The Brea, Calif.-based company said in a statement that it will realign its business to focus on the long-term growth of its motorcycle and marine engine units. The company noted it will continue to honor customers’ warranties, and auto parts and services will be provided to customers through American Suzuki’s parts and service dealer network.
Japanese parent Suzuki Motor Corp. is not seeking protection from creditors, the company stated.
In evaluating its position in the competitive U.S. auto industry, American Suzuki listed challenges such as “low sales volumes, a limited number of models in its lineup, unfavorable foreign exchange rates, the high cost associated with growing and maintaining an automotive distribution system in the continental U.S. and the disproportionally high and increasing costs associated with stringent state and federal regulatory unique to the U.S. market.”
The company said it plans to sell its remaining inventory through its dealers and intends to work with current U.S. Suzuki dealers to structure a smooth transition from new automotive sales to exclusively parts and service operations, or “in some instances, an orderly wind down of dealership operations.”

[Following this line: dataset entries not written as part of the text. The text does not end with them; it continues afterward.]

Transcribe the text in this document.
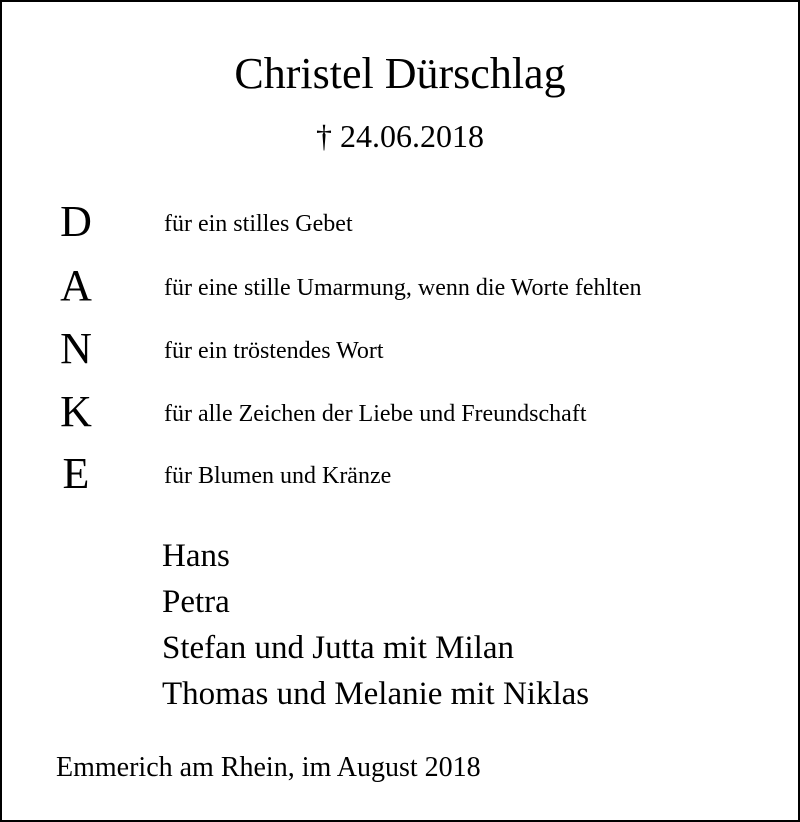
Christel Dürschlag
† 24.06.2018
D	für ein stilles Gebet
A	für eine stille Umarmung, wenn die Worte fehlten
N	für ein tröstendes Wort
K	für alle Zeichen der Liebe und Freundschaft
E	für Blumen und Kränze
Hans
Petra
Stefan und Jutta mit Milan
Thomas und Melanie mit Niklas
Emmerich am Rhein, im August 2018
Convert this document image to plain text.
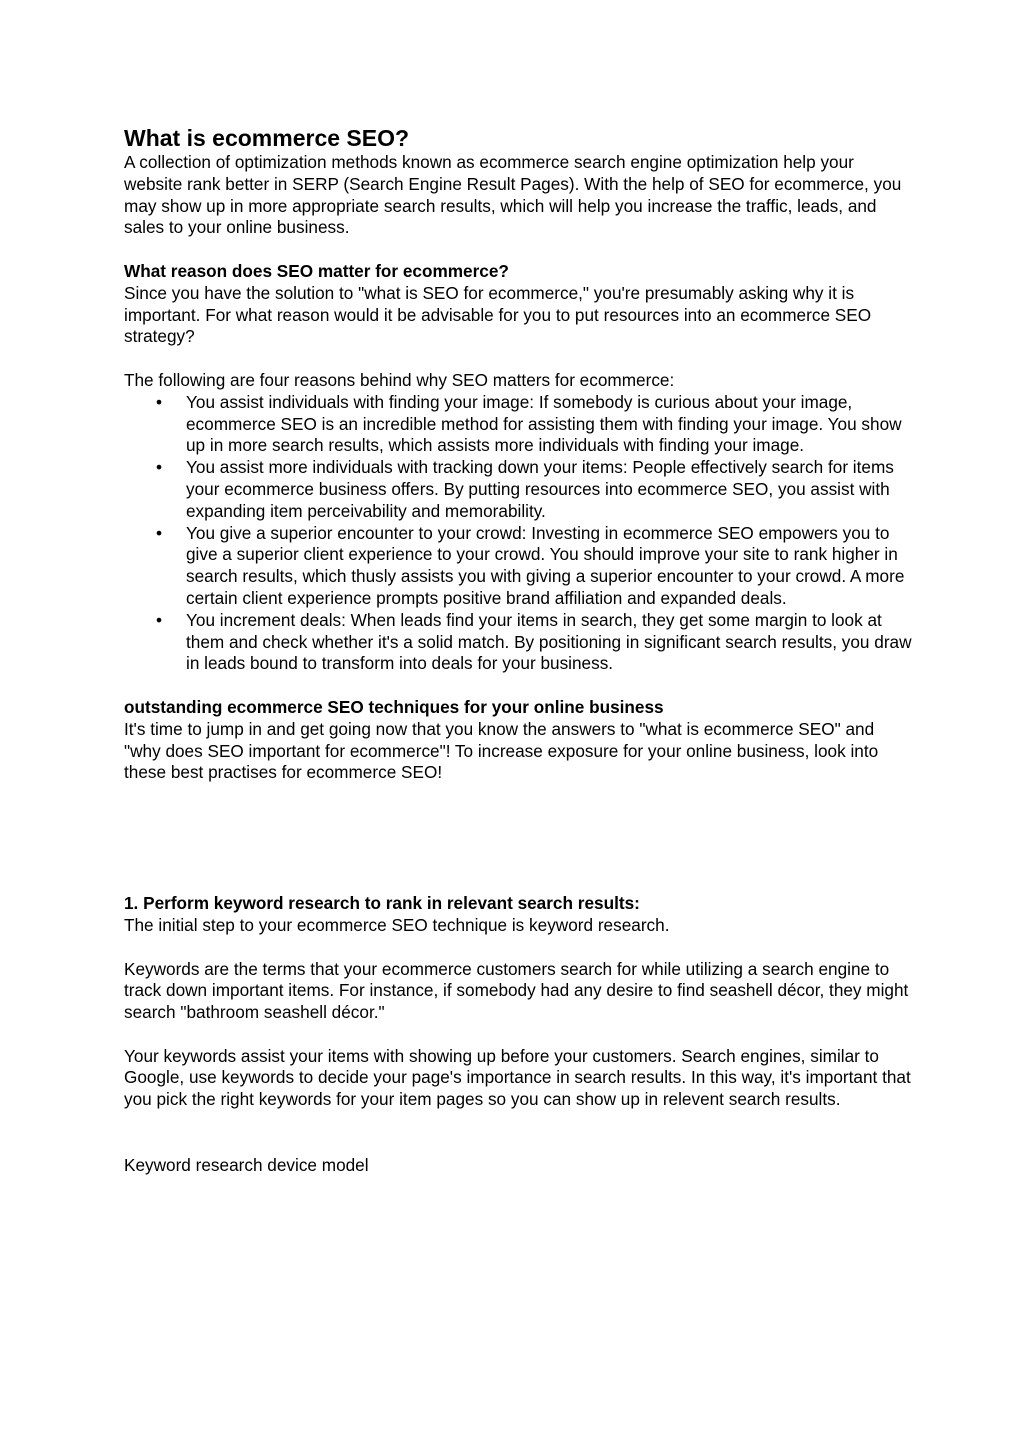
What is ecommerce SEO?

A collection of optimization methods known as ecommerce search engine optimization help your website rank better in SERP (Search Engine Result Pages). With the help of SEO for ecommerce, you may show up in more appropriate search results, which will help you increase the traffic, leads, and sales to your online business.

What reason does SEO matter for ecommerce?

Since you have the solution to "what is SEO for ecommerce," you're presumably asking why it is important. For what reason would it be advisable for you to put resources into an ecommerce SEO strategy?

The following are four reasons behind why SEO matters for ecommerce:

• You assist individuals with finding your image: If somebody is curious about your image, ecommerce SEO is an incredible method for assisting them with finding your image. You show up in more search results, which assists more individuals with finding your image.
• You assist more individuals with tracking down your items: People effectively search for items your ecommerce business offers. By putting resources into ecommerce SEO, you assist with expanding item perceivability and memorability.
• You give a superior encounter to your crowd: Investing in ecommerce SEO empowers you to give a superior client experience to your crowd. You should improve your site to rank higher in search results, which thusly assists you with giving a superior encounter to your crowd. A more certain client experience prompts positive brand affiliation and expanded deals.
• You increment deals: When leads find your items in search, they get some margin to look at them and check whether it's a solid match. By positioning in significant search results, you draw in leads bound to transform into deals for your business.
outstanding ecommerce SEO techniques for your online business

It's time to jump in and get going now that you know the answers to "what is ecommerce SEO" and "why does SEO important for ecommerce"! To increase exposure for your online business, look into these best practises for ecommerce SEO!

1. Perform keyword research to rank in relevant search results:

The initial step to your ecommerce SEO technique is keyword research.

Keywords are the terms that your ecommerce customers search for while utilizing a search engine to track down important items. For instance, if somebody had any desire to find seashell décor, they might search "bathroom seashell décor."

Your keywords assist your items with showing up before your customers. Search engines, similar to Google, use keywords to decide your page's importance in search results. In this way, it's important that you pick the right keywords for your item pages so you can show up in relevent search results.

Keyword research device model
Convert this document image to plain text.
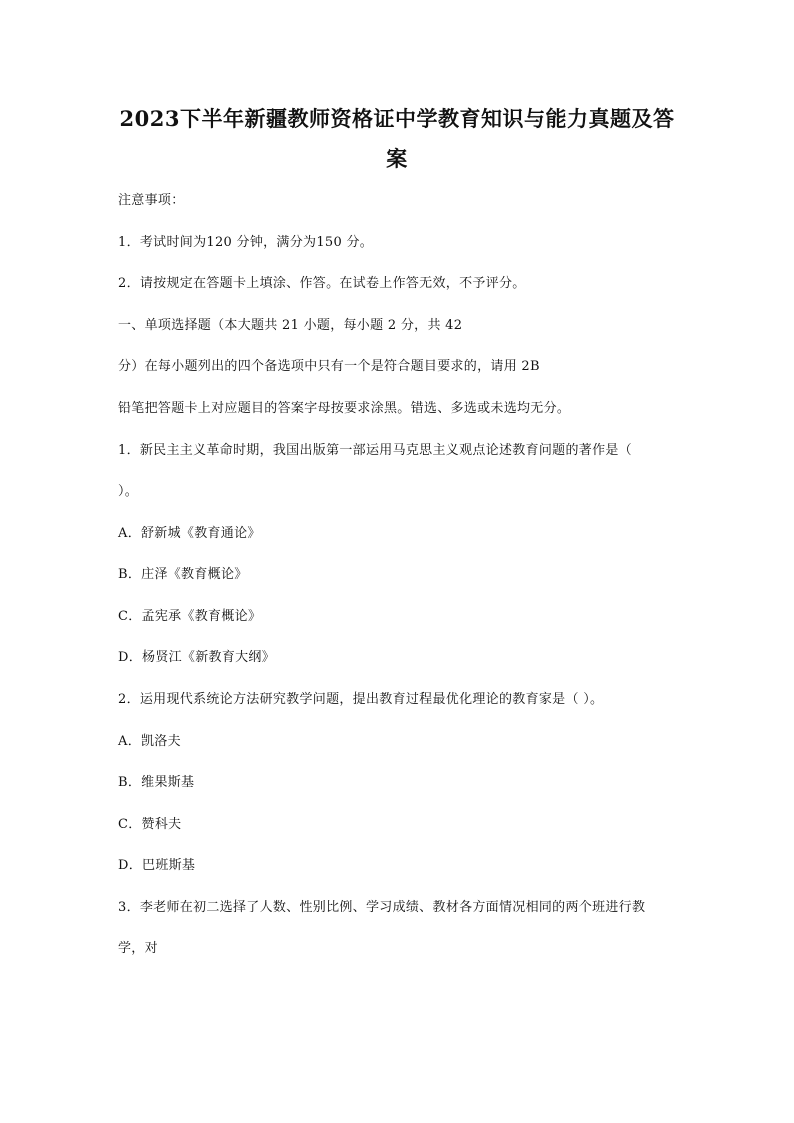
2023下半年新疆教师资格证中学教育知识与能力真题及答
案
注意事项：
1．考试时间为120 分钟，满分为150 分。
2．请按规定在答题卡上填涂、作答。在试卷上作答无效，不予评分。
一、单项选择题（本大题共 21 小题，每小题 2 分，共 42
分）在每小题列出的四个备选项中只有一个是符合题目要求的，请用 2B
铅笔把答题卡上对应题目的答案字母按要求涂黑。错选、多选或未选均无分。
1．新民主主义革命时期，我国出版第一部运用马克思主义观点论述教育问题的著作是（
）。
A．舒新城《教育通论》
B．庄泽《教育概论》
C．孟宪承《教育概论》
D．杨贤江《新教育大纲》
2．运用现代系统论方法研究教学问题，提出教育过程最优化理论的教育家是（ ）。
A．凯洛夫
B．维果斯基
C．赞科夫
D．巴班斯基
3．李老师在初二选择了人数、性别比例、学习成绩、教材各方面情况相同的两个班进行教
学，对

American Suzuki joins Daihatsu, Isuzu and Daewoo as smaller Asian brands to drop out of the U.S. market while bigger rivals climb back from the recession.
Although American Suzuki reported a 5% sales increase in October compared to the previous year, it only sold 26,618 vehicles last year. While Suzuki sales slipped, the U.S. auto industry as a whole has grown 10% or more since 2009, including this year’s 14%.